I wear many hats. I've always worn many hats and I'm comfortable working that way. The world is a big place and there's lots of things that peak my interest. As an illustrator, you're trained to notice everything around you because you have to be able to draw it and see the details that characterize what it is you are looking at. That fundamental rule has always stayed with me. From that one idea, I've been on a road of constant discovery.

The Designer
Everything that is man-made has been designed by someone. Everything can be made beautiful to look at, three dimensional objects, two dimensional print pieces or the typography that runs across the head. As a designer, I am attracted to these things and am constantly in search of that perfect esthetic. If I can't find it, I'll make it. There is no reason why advertising can't be beautiful. Typography is art. White space gives an ad life... white space gives everything life.

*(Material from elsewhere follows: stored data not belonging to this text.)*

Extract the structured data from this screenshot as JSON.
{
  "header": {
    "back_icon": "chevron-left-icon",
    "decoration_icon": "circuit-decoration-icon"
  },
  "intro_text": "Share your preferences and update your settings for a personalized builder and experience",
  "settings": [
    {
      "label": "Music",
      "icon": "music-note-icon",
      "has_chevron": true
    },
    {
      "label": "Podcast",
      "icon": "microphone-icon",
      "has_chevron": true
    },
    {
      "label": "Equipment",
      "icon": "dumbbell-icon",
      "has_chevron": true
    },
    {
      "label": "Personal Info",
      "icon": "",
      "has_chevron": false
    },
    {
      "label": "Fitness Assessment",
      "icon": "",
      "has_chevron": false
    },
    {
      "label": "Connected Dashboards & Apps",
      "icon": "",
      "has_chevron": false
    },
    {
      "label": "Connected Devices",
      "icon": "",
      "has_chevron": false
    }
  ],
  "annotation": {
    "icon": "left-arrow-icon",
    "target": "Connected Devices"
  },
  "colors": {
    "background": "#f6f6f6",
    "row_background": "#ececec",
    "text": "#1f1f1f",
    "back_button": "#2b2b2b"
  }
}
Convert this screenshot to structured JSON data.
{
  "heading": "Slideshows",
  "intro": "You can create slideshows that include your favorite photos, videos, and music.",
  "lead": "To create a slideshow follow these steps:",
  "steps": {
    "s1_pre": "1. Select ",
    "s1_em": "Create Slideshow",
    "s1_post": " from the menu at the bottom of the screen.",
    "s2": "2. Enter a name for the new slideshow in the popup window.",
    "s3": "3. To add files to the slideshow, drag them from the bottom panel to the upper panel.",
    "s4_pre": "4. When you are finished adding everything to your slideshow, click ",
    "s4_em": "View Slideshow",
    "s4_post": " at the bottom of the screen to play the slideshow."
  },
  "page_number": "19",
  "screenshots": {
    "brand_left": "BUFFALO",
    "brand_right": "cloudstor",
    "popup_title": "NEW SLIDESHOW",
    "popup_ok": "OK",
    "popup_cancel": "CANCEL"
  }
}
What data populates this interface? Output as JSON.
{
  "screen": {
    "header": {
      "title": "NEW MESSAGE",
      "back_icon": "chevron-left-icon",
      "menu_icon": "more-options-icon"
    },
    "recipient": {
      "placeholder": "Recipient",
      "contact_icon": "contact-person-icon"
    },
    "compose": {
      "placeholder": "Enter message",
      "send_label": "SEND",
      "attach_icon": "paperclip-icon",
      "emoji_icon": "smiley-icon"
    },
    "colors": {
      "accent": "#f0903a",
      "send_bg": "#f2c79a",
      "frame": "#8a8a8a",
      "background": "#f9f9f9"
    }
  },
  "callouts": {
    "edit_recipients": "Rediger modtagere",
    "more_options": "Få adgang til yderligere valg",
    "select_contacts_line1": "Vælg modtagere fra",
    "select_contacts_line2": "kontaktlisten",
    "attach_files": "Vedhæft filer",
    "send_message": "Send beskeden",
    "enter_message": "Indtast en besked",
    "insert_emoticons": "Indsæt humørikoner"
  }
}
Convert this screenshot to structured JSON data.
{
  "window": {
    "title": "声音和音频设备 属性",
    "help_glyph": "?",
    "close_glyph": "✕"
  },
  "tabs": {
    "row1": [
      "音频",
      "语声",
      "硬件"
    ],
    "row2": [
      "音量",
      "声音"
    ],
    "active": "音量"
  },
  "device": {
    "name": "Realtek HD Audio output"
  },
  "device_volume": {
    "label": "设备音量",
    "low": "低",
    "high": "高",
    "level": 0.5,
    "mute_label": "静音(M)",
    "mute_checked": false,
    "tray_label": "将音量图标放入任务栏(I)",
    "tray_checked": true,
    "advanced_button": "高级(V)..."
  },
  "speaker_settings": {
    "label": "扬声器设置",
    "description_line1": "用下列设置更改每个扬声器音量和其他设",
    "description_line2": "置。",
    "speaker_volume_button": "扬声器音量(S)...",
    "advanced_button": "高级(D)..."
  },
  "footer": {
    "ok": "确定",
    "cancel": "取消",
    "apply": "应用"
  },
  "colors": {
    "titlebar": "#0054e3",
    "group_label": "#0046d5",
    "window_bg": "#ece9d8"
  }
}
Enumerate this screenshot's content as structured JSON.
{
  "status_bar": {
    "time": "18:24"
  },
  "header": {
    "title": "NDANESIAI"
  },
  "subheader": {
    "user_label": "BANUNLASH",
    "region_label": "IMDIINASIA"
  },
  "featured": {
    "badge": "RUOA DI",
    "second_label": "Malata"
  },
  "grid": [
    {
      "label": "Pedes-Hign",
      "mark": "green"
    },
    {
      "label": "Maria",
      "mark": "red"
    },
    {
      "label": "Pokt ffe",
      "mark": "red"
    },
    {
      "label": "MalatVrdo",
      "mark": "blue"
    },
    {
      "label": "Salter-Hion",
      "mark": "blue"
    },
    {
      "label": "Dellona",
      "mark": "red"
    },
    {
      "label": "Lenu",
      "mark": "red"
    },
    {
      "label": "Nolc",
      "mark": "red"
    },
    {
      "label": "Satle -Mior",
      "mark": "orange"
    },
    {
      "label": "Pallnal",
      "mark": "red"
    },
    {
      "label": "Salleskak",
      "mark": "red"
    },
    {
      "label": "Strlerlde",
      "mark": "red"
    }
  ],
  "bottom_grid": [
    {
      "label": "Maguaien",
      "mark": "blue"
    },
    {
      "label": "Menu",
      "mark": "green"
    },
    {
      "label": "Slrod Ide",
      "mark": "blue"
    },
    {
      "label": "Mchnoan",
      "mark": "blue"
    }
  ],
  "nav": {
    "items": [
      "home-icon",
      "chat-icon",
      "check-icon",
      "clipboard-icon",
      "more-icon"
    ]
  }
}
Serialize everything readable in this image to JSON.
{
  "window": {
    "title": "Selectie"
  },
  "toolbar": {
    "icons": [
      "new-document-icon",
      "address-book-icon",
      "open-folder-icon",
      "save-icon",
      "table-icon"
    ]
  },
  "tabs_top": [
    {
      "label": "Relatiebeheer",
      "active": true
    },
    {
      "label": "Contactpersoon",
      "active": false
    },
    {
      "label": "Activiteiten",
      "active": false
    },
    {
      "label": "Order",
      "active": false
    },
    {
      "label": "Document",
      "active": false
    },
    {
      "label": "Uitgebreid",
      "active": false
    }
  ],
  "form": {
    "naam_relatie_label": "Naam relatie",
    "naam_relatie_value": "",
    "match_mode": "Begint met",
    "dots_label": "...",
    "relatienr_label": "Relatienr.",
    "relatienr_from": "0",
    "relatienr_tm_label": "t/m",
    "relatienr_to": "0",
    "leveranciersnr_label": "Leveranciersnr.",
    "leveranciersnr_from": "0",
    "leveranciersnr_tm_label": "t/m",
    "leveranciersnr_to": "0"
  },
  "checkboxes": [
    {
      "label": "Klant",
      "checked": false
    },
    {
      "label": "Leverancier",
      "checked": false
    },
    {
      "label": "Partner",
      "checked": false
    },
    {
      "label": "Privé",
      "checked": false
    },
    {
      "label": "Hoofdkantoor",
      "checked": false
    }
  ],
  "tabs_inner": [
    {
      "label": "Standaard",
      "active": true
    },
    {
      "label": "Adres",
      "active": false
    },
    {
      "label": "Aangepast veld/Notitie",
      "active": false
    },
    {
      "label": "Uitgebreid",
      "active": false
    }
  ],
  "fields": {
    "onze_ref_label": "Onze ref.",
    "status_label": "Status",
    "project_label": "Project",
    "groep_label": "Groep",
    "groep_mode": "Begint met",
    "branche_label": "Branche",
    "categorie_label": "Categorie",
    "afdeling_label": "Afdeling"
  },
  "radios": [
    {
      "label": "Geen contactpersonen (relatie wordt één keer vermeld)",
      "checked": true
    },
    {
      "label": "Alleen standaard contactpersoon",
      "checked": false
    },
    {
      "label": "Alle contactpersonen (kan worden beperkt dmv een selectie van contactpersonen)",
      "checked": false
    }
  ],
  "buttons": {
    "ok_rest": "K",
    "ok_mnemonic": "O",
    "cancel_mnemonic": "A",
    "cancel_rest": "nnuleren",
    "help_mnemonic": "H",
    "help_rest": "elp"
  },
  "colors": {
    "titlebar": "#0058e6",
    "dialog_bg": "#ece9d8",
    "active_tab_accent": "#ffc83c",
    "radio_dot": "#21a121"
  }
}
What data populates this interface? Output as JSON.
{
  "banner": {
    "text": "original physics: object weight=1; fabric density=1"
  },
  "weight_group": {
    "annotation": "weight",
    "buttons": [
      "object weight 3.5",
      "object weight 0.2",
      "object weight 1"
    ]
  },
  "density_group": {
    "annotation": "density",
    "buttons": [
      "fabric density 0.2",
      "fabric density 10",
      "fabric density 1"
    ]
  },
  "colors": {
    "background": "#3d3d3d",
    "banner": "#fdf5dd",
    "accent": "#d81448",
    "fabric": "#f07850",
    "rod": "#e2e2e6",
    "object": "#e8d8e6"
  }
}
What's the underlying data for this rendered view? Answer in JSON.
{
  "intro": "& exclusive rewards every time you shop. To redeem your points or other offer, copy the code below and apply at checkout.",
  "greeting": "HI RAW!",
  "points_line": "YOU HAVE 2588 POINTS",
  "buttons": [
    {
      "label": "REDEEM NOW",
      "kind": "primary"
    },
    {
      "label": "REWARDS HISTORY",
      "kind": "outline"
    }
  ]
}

Here's an ad with no copy, but your eye goes to her eyes, the bag and then the logo. That's the entire message. Here's a double page spread magazine ad with copy and powerful photography. The message is immediate. It's balanced, simple and clean. This is an ad for blue jeans using photo manipulation. No copy, just an image and a logo. These are the sort of things that stay with people because we are visual.

Typography can be stunning as well. Beautiful typography has always been a driving force in designers. We are drawn to it and driven to create it. Here's an example of beautiful black and white typography. You cant help but stare at it. Then take a look at this site. Each image is as stunning as the one before it. That's what typography is all about. It can be as powerful as good photography and sometimes more timeless. Photography can show a product, but typography sells it.

The Writer
Words not only have power, but they can be beautiful as well. Strung together like pearls, they can sing like musical notes as you speak or read them. The right phrasing can make all the difference in the world between someone remembering what it is you're selling and staying with them, versus someone "changing the channel" by clicking forward or flipping to the next page. It's all about holding the viewer's interest and getting your message out there.

The Illustrator and Painter
Painting is something that has been with me from the very beginning, so illustration has been a natural extension of that. I have never separated the two. They are sister and brother to one another. For example, here are some illustrations that could easily pass as fine art by Maxfield Parrish. People forget about the Golden Age of Illustration when it was up to the art to tell the story. These were paintings that were of incredible beauty and richness. This is why I've always had a hard time keeping them apart.

My paintings are about what I see around me and they are the view through my eyes. I paint in a stylized realism. Currently, I'm working on a series of paintings on the gentrification of Queen St. West in Toronto. It's one street that is known for its quaint neighborhood shops and eclectic atmosphere. It is slowly disappearing, being replaced by uber high-end shops and stores. That means that not only do the prices of goods sold there go up, but so do the rents. These paintings are of an area known as Parkdale. It's the last leg of Queen West that hasn't been affected yet, but it's coming. These paintings document the quaintness of Queen West and the people that live there.